A escasos días de las elecciones presidenciales, el empate técnico entre los candidatos Keiko Fujimori y Ollanta Humala, indica que la incertidumbre se mantendrá seguramente hasta el día mismo de la votación. En medio de una campaña caracterizada, entre otras cosas, por la guerra sucia y el aliento a los miedos ciudadanos desatada por la mayoría de medios de comunicación nacionales contra uno de los aspirantes, el debate entre ambos tendrá una importancia significativa en la definición del voto de los indecisos. Por lo menos dos o tres puntos estarán en disputa y ellos pueden decidir el final de la contienda.
Lo que está en juego el 5 de junio no es el cambio de modelo económico, como interesadamente se quiere hacer creer. En sentido estricto lo que se disputará es la posibilidad de empezar a construir una nueva correlación social, política y económica que permita algunas reformas para avanzar en la inclusión social de vastos sectores de la población, acercándoles los beneficios del crecimiento económico que vive el país. A fin de cuentas, más allá del debate sobre el modelo económico, es indiscutible que a lo largo del siglo XXI hemos crecido a un ritmo sostenido.

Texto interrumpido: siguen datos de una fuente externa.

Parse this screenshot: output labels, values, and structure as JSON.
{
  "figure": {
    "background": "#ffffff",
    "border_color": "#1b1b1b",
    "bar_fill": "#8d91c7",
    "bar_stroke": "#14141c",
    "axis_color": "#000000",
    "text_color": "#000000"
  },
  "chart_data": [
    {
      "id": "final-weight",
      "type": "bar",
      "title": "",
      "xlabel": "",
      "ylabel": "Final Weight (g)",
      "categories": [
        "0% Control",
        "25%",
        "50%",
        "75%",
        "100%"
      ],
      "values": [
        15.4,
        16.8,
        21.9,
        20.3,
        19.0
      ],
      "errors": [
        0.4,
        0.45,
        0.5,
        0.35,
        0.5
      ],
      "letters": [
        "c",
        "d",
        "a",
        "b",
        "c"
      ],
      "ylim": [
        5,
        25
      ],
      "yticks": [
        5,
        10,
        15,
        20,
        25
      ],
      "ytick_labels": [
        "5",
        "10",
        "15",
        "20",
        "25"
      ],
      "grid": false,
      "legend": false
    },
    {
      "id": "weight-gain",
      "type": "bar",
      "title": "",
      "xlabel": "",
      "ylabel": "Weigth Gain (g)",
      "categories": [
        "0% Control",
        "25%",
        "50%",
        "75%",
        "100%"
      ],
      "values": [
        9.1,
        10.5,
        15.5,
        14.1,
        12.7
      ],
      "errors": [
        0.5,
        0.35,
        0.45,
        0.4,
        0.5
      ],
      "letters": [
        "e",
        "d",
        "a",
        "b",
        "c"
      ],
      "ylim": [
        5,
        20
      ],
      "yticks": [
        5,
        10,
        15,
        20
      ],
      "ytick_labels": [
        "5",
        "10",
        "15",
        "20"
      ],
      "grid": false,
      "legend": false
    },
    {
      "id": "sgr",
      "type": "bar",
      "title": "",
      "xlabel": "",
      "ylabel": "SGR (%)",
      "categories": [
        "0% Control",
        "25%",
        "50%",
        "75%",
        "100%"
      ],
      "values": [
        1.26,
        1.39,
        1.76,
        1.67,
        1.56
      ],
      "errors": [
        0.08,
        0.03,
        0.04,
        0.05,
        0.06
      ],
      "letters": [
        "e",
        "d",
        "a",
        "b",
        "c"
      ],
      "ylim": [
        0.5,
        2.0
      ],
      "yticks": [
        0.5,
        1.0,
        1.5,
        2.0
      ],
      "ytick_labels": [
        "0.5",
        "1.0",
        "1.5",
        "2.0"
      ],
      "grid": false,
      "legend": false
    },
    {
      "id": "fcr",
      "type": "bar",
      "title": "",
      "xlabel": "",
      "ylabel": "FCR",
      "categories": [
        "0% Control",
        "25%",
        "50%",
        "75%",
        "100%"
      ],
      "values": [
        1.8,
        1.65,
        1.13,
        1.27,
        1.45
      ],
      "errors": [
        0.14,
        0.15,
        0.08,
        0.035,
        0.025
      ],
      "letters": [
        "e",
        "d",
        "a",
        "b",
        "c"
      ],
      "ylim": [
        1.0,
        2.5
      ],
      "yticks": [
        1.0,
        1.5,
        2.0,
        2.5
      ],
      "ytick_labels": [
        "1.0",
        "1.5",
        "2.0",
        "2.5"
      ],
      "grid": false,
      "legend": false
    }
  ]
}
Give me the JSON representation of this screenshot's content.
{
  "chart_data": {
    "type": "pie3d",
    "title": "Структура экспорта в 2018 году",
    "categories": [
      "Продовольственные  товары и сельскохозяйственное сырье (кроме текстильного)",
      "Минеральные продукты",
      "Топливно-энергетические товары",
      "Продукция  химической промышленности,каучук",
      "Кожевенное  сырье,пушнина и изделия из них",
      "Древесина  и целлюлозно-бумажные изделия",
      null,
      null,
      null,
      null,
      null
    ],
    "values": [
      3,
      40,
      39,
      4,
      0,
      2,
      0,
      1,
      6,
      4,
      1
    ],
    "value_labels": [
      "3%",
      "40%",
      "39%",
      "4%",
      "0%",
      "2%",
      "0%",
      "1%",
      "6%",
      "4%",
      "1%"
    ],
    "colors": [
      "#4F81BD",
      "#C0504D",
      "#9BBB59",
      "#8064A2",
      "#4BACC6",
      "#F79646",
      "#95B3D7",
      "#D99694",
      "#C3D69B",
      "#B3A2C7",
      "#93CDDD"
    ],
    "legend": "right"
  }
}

La década del noventa nos dejó un país con 52% de pobreza, un déficit fiscal de 2.8% del Producto Bruto Interno y una caída del gasto real de las familias de -8.4%, que afectó más, como es obvio, a los más pobres. Entre el 2000 y el 2010, tras las transición a la democracia, el PBI prácticamente se ha triplicado y la pobreza ha disminuido, aunque ésta y la desigualdad se mantienen en niveles muy altos que obligan a una acción decidida del Estado y la sociedad, una acción concertada orientada a garantizar la incorporación de más de un tercio de la población, excluida hasta el día de hoy.
Más profundamente, deberemos elegir entre el retorno al pasado y la posibilidad de avanzar hacia la modernidad, asumiendo sin dudas que la democracia, las instituciones fuertes y la participación ciudadana activa, son condiciones ineludibles, si queremos ampliar nuestro crecimiento de manera sostenible; es decir, de una forma socialmente equitativa y respetuosa del ambiente. No debemos olvidar, en consecuencia, que el fujimorismo nos dejó un Estado sometido a intereses particulares, además de profundamente autoritario; las instituciones básicas destruidas, un total desprecio por la vida y los derechos humanos, y una política sistemática de clientelismo que logró el control bien pagado de los medios de comunicación.
Hay que recordar también que el menosprecio de la democracia y el manejo del Estado a partir de los intereses privados, es el escenario ideal para la corrupción; durante la década fujimorista, según cifras conservadoras de distintos organismos internacionales, aquella superó los 7,000 millones de dólares y se instaló en la gestión del Estado sin que haya sido cabalmente enfrentada hasta el día de hoy. Rechazar ese pasado de autoritarismo, corrupción y clientelismo que dejamos atrás y al cual nos negamos a volver por dignidad, pero también porque no genera crecimiento, mucho menos inclusión, debió obligar al país a una profunda reforma e institucionalización del Estado, proceso del que apenas se han dado unos pasos con la reforma descentralista, hoy día bloqueada por la falta de voluntad política y de los intereses del gobierno que concluye.
En este escenario desigual, en el que el Presidente de la República y el Cardenal Cipriani, dos de las figuras llamadas a garantizar la limpieza y el orden de un proceso electoral extremadamente difícil y lleno de riesgos, actúan irresponsablemente en función a sus intereses –el uno usando todo su poder político para evidenciar sus simpatías por uno de los aspirantes, el otro, empleando el púlpito para tratar de condicionar el voto católico– los peruanos y peruanas estamos obligados a decidir nuestro destino.
Los días que restan deben ser un tiempo de razones y reflexión que nos ayuden a decidir nuestro voto pensando en que gane el Perú.